Here we go again, my life seems to be filled with pregnant Mommas. Last time this happened I shared with you my easy squeezy tutorial on how to make your own Diaper Changing Pad Cover. I love those things, just made a few for my sister-in-law. But this time I’m going to give you an even easier tutorial on how to make your own crib sheets.
3 reasons why I love it so much:
- It’s easy! I’m no sewing genius so if I can do it, so can you.
- If you do it right you can create one of these for a LOT LESS $$$ than buying one. This one I made for only $6.50 (save up those Jo-Ann’s coupons because they can come in very handy with projects like these that require multiple yards of fabric)
- Because you choose the fabric you can create something completely original.
So fire up your sewing machines and follow along on this super easy tutorial.
Note: this sheet fits a standard crib mattress (70”L x 42” W)
1. Wash and cut your fabric. I like using cotton but if your baby is born during the winter months there are a ton of sweet flannel patterns out there as well. Dimensions of the fabric should be 70”L x 42”W (roughly 2 yards).
2. Draw a 8” square in each corner of the fabric and cut them out.

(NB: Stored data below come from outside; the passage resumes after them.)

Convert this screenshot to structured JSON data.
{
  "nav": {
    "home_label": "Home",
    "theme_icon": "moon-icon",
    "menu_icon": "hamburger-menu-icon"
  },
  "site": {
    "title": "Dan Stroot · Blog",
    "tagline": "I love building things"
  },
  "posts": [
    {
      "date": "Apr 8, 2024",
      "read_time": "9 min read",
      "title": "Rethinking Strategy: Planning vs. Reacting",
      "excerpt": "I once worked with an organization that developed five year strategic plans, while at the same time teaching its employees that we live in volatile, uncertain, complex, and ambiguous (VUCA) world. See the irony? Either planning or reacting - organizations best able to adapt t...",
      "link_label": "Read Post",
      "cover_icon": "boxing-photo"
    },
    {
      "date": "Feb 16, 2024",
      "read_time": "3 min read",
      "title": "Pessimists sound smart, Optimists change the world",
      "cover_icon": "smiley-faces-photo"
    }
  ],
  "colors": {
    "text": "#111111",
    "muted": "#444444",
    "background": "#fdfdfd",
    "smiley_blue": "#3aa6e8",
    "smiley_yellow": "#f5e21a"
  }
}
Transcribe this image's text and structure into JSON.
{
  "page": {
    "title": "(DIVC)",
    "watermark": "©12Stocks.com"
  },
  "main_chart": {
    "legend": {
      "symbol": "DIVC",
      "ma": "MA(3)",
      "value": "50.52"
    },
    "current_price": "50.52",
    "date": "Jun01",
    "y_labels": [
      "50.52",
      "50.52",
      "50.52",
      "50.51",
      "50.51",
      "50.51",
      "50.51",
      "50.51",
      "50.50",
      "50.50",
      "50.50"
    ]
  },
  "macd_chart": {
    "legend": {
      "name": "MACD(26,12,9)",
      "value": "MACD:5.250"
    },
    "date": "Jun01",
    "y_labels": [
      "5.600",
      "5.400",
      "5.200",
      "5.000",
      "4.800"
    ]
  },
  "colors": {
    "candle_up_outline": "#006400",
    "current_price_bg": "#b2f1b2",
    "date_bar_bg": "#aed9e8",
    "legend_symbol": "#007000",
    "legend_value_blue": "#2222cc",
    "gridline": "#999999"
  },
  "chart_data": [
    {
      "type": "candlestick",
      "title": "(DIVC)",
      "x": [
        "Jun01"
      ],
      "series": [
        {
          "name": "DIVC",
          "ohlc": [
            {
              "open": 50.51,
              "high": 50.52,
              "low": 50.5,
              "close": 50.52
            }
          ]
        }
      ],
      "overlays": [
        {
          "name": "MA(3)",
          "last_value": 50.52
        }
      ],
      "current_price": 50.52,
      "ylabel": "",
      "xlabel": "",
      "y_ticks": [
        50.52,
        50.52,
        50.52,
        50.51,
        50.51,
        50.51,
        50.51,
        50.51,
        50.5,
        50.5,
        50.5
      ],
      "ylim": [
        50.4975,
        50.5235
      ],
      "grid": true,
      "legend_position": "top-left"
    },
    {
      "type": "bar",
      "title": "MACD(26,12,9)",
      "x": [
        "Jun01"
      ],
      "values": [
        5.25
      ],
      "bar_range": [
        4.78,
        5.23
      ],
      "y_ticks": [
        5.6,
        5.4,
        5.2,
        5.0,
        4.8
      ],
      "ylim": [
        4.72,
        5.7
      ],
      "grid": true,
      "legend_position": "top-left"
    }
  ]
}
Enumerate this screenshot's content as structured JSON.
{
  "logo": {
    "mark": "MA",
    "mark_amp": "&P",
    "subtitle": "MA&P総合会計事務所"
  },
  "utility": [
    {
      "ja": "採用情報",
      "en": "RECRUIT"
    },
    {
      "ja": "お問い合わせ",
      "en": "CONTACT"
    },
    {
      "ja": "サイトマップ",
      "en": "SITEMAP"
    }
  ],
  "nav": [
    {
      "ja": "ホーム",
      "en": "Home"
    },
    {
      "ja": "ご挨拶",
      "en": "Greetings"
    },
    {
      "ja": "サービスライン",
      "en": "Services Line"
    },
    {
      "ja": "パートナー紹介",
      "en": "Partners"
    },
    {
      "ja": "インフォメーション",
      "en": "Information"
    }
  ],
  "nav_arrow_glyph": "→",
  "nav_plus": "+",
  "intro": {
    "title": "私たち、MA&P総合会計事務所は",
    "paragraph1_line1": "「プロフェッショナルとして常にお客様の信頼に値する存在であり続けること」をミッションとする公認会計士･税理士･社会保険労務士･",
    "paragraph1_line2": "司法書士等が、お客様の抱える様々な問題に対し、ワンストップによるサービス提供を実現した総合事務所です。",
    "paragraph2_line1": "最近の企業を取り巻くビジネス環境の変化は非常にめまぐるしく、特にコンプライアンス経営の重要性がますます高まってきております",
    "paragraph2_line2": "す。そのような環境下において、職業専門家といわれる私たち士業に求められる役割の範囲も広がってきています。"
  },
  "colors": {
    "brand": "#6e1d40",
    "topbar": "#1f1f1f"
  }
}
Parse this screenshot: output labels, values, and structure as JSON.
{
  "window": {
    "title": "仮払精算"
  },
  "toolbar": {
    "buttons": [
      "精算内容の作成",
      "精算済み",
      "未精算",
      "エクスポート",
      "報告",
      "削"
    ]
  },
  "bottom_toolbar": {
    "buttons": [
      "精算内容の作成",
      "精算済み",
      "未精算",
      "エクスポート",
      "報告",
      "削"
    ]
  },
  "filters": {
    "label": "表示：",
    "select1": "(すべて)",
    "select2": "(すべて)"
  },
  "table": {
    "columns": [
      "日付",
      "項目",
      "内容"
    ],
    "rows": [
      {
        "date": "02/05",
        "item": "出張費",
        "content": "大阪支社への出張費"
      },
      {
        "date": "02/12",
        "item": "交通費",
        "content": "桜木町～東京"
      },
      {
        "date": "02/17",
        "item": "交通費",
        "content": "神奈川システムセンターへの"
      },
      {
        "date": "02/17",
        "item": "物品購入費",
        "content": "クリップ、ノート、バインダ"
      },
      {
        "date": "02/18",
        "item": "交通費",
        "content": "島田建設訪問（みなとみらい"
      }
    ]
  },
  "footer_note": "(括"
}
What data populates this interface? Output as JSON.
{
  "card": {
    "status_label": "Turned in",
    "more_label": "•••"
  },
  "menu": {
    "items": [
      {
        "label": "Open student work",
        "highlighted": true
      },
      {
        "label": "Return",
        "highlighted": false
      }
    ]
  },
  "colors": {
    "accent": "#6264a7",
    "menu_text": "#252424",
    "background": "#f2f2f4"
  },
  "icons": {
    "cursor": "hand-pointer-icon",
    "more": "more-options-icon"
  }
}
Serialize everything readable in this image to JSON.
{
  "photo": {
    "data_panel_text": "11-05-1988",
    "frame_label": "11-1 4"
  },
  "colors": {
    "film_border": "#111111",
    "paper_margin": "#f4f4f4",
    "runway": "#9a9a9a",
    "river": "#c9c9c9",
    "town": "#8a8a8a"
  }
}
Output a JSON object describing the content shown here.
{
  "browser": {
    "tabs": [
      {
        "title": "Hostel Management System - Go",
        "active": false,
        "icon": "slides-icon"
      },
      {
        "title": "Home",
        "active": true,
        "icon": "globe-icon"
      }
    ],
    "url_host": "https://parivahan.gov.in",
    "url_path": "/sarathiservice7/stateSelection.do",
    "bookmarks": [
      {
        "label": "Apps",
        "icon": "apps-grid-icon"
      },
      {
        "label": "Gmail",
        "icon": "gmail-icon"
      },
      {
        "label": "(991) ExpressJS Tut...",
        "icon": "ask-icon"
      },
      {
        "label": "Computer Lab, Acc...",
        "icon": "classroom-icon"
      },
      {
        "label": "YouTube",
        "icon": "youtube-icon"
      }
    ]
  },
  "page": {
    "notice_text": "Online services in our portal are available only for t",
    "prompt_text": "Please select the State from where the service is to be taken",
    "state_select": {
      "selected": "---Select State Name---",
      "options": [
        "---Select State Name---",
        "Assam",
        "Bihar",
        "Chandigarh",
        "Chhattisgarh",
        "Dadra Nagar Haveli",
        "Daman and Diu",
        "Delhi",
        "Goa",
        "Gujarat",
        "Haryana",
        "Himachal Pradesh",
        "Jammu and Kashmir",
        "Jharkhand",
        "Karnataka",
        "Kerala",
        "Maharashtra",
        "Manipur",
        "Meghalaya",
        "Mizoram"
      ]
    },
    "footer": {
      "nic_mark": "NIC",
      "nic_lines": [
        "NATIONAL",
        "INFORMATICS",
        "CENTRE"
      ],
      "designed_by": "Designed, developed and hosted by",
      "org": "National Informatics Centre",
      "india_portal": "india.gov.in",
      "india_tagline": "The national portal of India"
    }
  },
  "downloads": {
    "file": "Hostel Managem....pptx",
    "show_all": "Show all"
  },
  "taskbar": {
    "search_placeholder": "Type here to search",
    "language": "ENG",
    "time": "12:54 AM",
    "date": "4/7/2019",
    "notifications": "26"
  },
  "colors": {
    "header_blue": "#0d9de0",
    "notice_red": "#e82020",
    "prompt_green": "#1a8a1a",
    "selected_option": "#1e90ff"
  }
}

3. Now bring the 2 sides of a square together, right sides or the fabric facing each other and sew them together on all four corners. I like to sew this seam twice as this is the area that will be the most stressed. When you’re done with this step it will look something like this.
4. Next, on the inside edge that’s raw fold it over ½” (or so) and iron all the way around. Then fold it over another inch and iron a pretty slick crease again. This just ensures that the edge won’t fray.
5. Sew all the way around the edge of the crib sheet with a zig zag stitch or serger. It doesn’t have to be pretty as this is the part that’s going under the mattress.
6. Cut 4 ft of elastic into 4 equal strips. That’s 4 pieces that are 1 foot long each (for those that are math challenged like myself). I recommend using 3/8” elastic. Use the free end of the elastic and feed it through the tube.
7. Find the center of your elastic and place the center on the corner seam. Starting at the corner seam, stretch out your elastic while you are sewing. And I do mean stretch it out, hold that thing as taut as you can while still maintaining control of your needle. And once again, be sure to use a zig zag so there is some stretch in your thread.
8. Repeat the same process on the other half of the elastic and then repeat the process at each corner.